By Phil Burgert
[Read the second part of this article on the the use of touchscreens for discrete manufacturing operator interface applications. See Touchscreen Advantages-Part II]
The growing use of touchscreen-based human machine interfaces for discrete manufacturing is an indication of the advantages this type of interface provides when compared to traditional interfaces like keyboards and mechanical buttons.
Some of the advantages cited by the users and vendors of these technologies include increased flexibility, smaller space requirements, cost differentials, wiring reductions and reprogramming ease.
Good in Tough Situations
Properly selected touchscreen panels offer advantages for use in difficult environments. “Mice need to be clean for the optics to work; the old roller ball mice were even worse,” says Bob Meads, president and senior software engineer for Odessa, Fla.-based system integrator iQuest Inc.. “In a factory setting, dust and dirt from the process get into keyboards, which then can fail. “I’d hate to find that a key was stuck or not working when trying to enter a critical set point or operation step, and my process was adversely affected.”
In clean environments where a sophisticated interface is required, Mead says traditional interfaces are sometimes used, but “industrial panels certainly are called for where traditional PCs with fans and mechanical hard drives are likely to fail due to the environment,” he adds. “Environments with temperature extremes, liquid/fluid spray proximity, vibration and high airborne particulate counts are where panels are commonly deployed. Fans and hard drives just don’t hold up.”
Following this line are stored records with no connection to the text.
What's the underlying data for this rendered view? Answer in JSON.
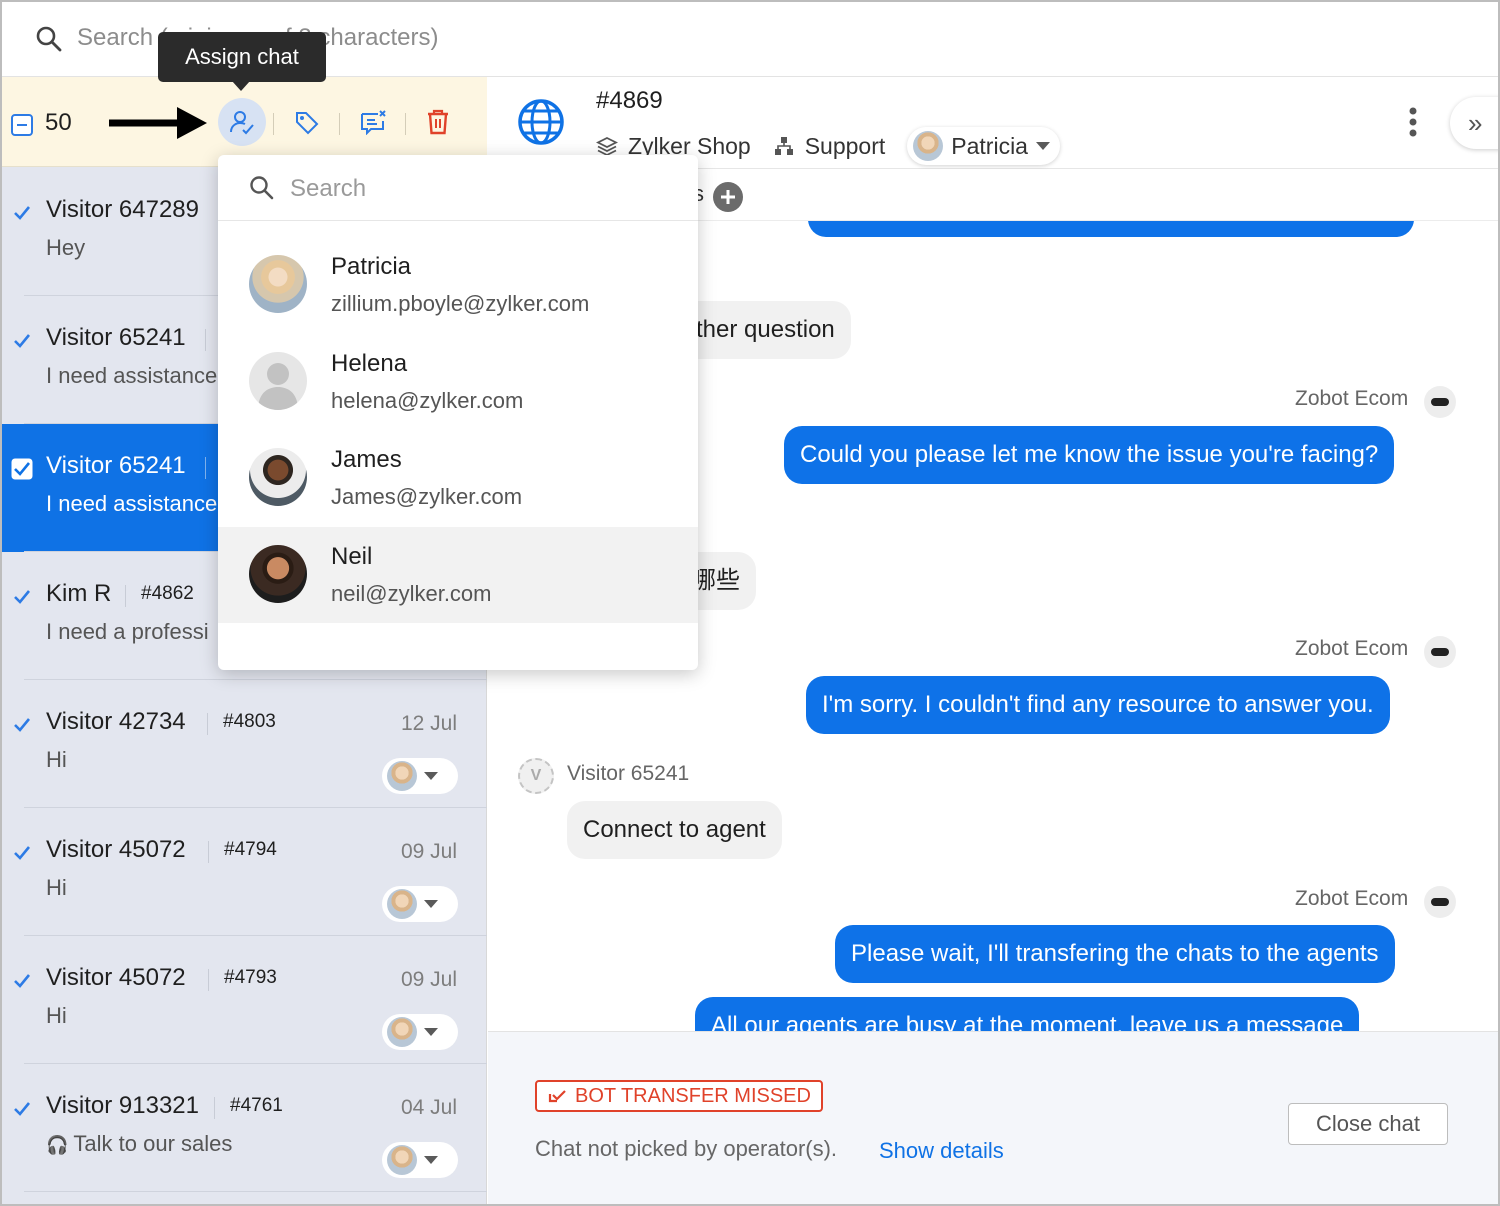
{
  "search": {
    "placeholder": "Search (minimum of 3 characters)"
  },
  "tooltip": {
    "label": "Assign chat"
  },
  "toolbar": {
    "selected_count": "50"
  },
  "chats": [
    {
      "name": "Visitor 647289",
      "id": "",
      "message": "Hey",
      "date": "",
      "selected": false
    },
    {
      "name": "Visitor 65241",
      "id": "",
      "message": "I need assistance",
      "date": "",
      "selected": false
    },
    {
      "name": "Visitor 65241",
      "id": "",
      "message": "I need assistance",
      "date": "",
      "selected": true
    },
    {
      "name": "Kim R",
      "id": "#4862",
      "message": "I need a professi",
      "date": "",
      "selected": false
    },
    {
      "name": "Visitor 42734",
      "id": "#4803",
      "message": "Hi",
      "date": "12 Jul",
      "selected": false
    },
    {
      "name": "Visitor 45072",
      "id": "#4794",
      "message": "Hi",
      "date": "09 Jul",
      "selected": false
    },
    {
      "name": "Visitor 45072",
      "id": "#4793",
      "message": "Hi",
      "date": "09 Jul",
      "selected": false
    },
    {
      "name": "Visitor 913321",
      "id": "#4761",
      "message": "Talk to our sales",
      "date": "04 Jul",
      "selected": false
    }
  ],
  "header": {
    "chat_id": "#4869",
    "brand": "Zylker Shop",
    "department": "Support",
    "agent": "Patricia"
  },
  "subbar": {
    "fragment": "s"
  },
  "messages": [
    {
      "type": "user",
      "text": "ther question"
    },
    {
      "type": "bot",
      "sender": "Zobot Ecom",
      "text": "Could you please let me know the issue you're facing?"
    },
    {
      "type": "user",
      "text": "哪些"
    },
    {
      "type": "bot",
      "sender": "Zobot Ecom",
      "text": "I'm sorry. I couldn't find any resource to answer you."
    },
    {
      "type": "user",
      "sender": "Visitor 65241",
      "text": "Connect to agent"
    },
    {
      "type": "bot",
      "sender": "Zobot Ecom",
      "text": "Please wait, I'll transfering the chats to the agents"
    },
    {
      "type": "bot",
      "text": "All our agents are busy at the moment, leave us a message"
    }
  ],
  "status": {
    "badge": "BOT TRANSFER MISSED",
    "note": "Chat not picked by operator(s).",
    "link": "Show details",
    "close_button": "Close chat"
  },
  "assign_dropdown": {
    "search_placeholder": "Search",
    "agents": [
      {
        "name": "Patricia",
        "email": "zillium.pboyle@zylker.com"
      },
      {
        "name": "Helena",
        "email": "helena@zylker.com"
      },
      {
        "name": "James",
        "email": "James@zylker.com"
      },
      {
        "name": "Neil",
        "email": "neil@zylker.com"
      }
    ]
  },
  "colors": {
    "accent": "#0f72e5",
    "selected_bg": "#0f72e5",
    "toolbar_bg": "#fdf6e2",
    "missed": "#e0422a"
  }
}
His other considerations include proximity to the process and the workspace available. “Sometimes, there is no flat space for a monitor, keyboard, mouse and PC tower where the operator needs to be for efficient or even safe use,” adds Meads. “Since we can more easily deploy small touch panels for simple jobs, this makes panels the only choice.
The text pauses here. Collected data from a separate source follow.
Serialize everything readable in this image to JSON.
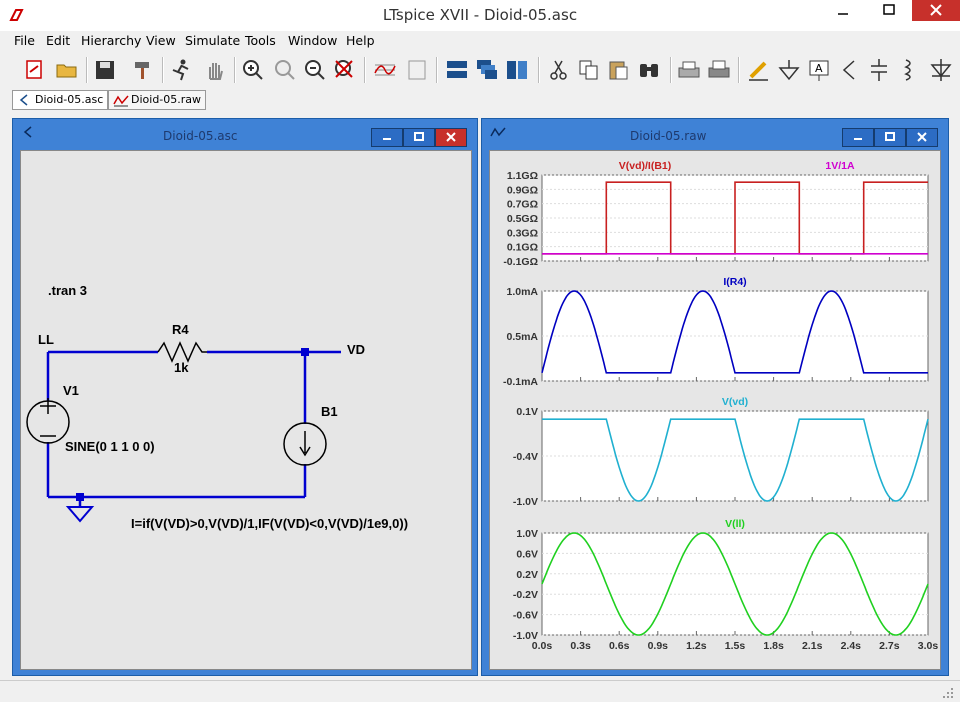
{
  "window": {
    "title": "LTspice XVII - Dioid-05.asc"
  },
  "menu": [
    "File",
    "Edit",
    "Hierarchy",
    "View",
    "Simulate",
    "Tools",
    "Window",
    "Help"
  ],
  "tabs": [
    {
      "label": "Dioid-05.asc",
      "icon": "schematic-icon"
    },
    {
      "label": "Dioid-05.raw",
      "icon": "waveform-icon"
    }
  ],
  "schematic": {
    "title": "Dioid-05.asc",
    "directive": ".tran 3",
    "net_ll": "LL",
    "net_vd": "VD",
    "r4_name": "R4",
    "r4_value": "1k",
    "v1_name": "V1",
    "v1_value": "SINE(0 1 1 0 0)",
    "b1_name": "B1",
    "b1_expr": "I=if(V(VD)>0,V(VD)/1,IF(V(VD)<0,V(VD)/1e9,0))"
  },
  "colors": {
    "trace1": "#c82020",
    "trace_ref": "#d000d0",
    "trace2": "#0000c0",
    "trace3": "#20b0d0",
    "trace4": "#20d020",
    "wire": "#0000d0"
  },
  "chart_data": [
    {
      "type": "line",
      "title": "V(vd)/I(B1)",
      "legend2": "1V/1A",
      "yticks": [
        "1.1GΩ",
        "0.9GΩ",
        "0.7GΩ",
        "0.5GΩ",
        "0.3GΩ",
        "0.1GΩ",
        "-0.1GΩ"
      ],
      "ylim": [
        -0.1,
        1.1
      ],
      "series": [
        {
          "name": "V(vd)/I(B1)",
          "color": "#c82020",
          "x": [
            0,
            0.5,
            0.5,
            1.0,
            1.0,
            1.5,
            1.5,
            2.0,
            2.0,
            2.5,
            2.5,
            3.0
          ],
          "y": [
            0,
            0,
            1,
            1,
            0,
            0,
            1,
            1,
            0,
            0,
            1,
            1
          ]
        },
        {
          "name": "1V/1A",
          "color": "#d000d0",
          "x": [
            0,
            3
          ],
          "y": [
            0,
            0
          ]
        }
      ]
    },
    {
      "type": "line",
      "title": "I(R4)",
      "yticks": [
        "1.0mA",
        "0.5mA",
        "-0.1mA"
      ],
      "ylim": [
        -0.1,
        1.0
      ],
      "series": [
        {
          "name": "I(R4)",
          "color": "#0000c0",
          "func": "posSine"
        }
      ]
    },
    {
      "type": "line",
      "title": "V(vd)",
      "yticks": [
        "0.1V",
        "-0.4V",
        "-1.0V"
      ],
      "ylim": [
        -1.0,
        0.1
      ],
      "series": [
        {
          "name": "V(vd)",
          "color": "#20b0d0",
          "func": "negSine"
        }
      ]
    },
    {
      "type": "line",
      "title": "V(ll)",
      "yticks": [
        "1.0V",
        "0.6V",
        "0.2V",
        "-0.2V",
        "-0.6V",
        "-1.0V"
      ],
      "ylim": [
        -1.0,
        1.0
      ],
      "series": [
        {
          "name": "V(ll)",
          "color": "#20d020",
          "func": "sine"
        }
      ]
    }
  ],
  "xaxis": {
    "ticks": [
      "0.0s",
      "0.3s",
      "0.6s",
      "0.9s",
      "1.2s",
      "1.5s",
      "1.8s",
      "2.1s",
      "2.4s",
      "2.7s",
      "3.0s"
    ],
    "xlim": [
      0,
      3
    ]
  }
}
Workers wearing protective gear or in a dirty environment could find it hard to use a mouse or pointing device. “However touch panels might not work for very dirty environments where the worker wears gloves or whose hands will be very dirty or greasy,” cautions Meads. “In these cases, some panels come with function buttons that respond to pressure rather than electronic sensitivity to allow gloved workers to operate the application.”
As demand for touchscreen operator interfaces for industrial machinery grows, the products offer technologies such as wireless mobile touchscreen panels and even safety-rated versions that include wireless e-stops, says Paul Ruland, S7-200 and Logo! product marketing manager in the automation and motion division of Siemens Energy & Automation.
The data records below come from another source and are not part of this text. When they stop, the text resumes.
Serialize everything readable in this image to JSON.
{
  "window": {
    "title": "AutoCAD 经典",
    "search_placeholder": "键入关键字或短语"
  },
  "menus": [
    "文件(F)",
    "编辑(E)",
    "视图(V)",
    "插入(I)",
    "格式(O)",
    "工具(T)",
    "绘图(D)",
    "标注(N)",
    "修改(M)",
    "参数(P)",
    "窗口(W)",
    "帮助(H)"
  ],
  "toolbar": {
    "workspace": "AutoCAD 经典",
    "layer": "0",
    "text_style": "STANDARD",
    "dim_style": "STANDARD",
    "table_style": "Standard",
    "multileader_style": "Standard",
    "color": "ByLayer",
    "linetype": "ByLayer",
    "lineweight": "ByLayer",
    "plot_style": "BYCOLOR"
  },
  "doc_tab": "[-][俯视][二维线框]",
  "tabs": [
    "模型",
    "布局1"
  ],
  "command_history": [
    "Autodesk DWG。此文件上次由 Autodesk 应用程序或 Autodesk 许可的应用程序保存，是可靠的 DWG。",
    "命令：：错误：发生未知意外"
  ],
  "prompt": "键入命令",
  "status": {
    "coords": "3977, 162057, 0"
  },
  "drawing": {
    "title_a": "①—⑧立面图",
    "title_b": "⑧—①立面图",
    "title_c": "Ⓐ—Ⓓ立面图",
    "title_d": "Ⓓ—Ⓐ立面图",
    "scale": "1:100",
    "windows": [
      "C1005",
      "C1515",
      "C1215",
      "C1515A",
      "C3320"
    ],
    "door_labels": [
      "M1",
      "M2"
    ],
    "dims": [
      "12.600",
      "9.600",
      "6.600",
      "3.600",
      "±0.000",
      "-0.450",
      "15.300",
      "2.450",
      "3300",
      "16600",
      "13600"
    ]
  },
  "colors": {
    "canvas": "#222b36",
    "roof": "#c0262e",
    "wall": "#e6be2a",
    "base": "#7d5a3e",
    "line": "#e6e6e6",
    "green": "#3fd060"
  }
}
A big advantage of touchscreens is space savings “to allow more devices and more data to be displayed in a smaller area compared to traditional hardwired pilot devices such as panel meters, gauges, annunciators and chart recorders,” says Ruland. “Touchscreens save manufacturing costs for machine OEMs by reducing the number of wired signals required to terminate, power and troubleshoot traditional panel devices. They also reduce the amount of additional I/O points on the controller for these devices.”
With a typical HMI application you’re doing either serial communications or some other bus communications to a PLC, whether it’s Ethernet or something else, says David Kaley, product marketing manager for HMI and networks at Omron Electronics. “When you’re using all those pushbuttons and meters, you’re actually wiring into I/O points on a PLC,” he reminds. “If you think about that, you’re adding cost to your PLC because need to have I/O points—analog and digital—dedicated to the controls on the panel.”
Operator interface software tools for touchscreens let engineers develop graphical screens without needing to develop hardwired computer-aided design drawings or wiring diagrams, says Ruland. “The graphical content displayed on touchscreens also can be more intuitive than traditional panel devices and be more easily customized with preferred labels and designs that help reduce training and maintenance costs,” he adds.
Talon Manufacturing of Spring Park, Minn., uses two types of 12-in. display panels from Beckhoff Automation for all-in-one control and display on its bagging systems for microwave popcorn and other snack food. To complement the hardware, Talon used HMI software to design a high end, easy-to-use array of push buttons, menu screens and display graphics. The software also provides a visual representation of system monitoring.
“The advantage of the touchscreen is that you create a lot of flexibility,” says Dennis Hohn, president of Talon. “For a machine of this complexity you need multiple screens, engineering screens, and graph charts. Without a touchscreen, you’d need a huge display with buttons. It just shrinks the system and the space needed to run the machine and provides a lot more information.” The extreme flexibility of the touchscreen setup on the embedded PC includes the possibility of monitoring vision system images through the screen, adds Hohn.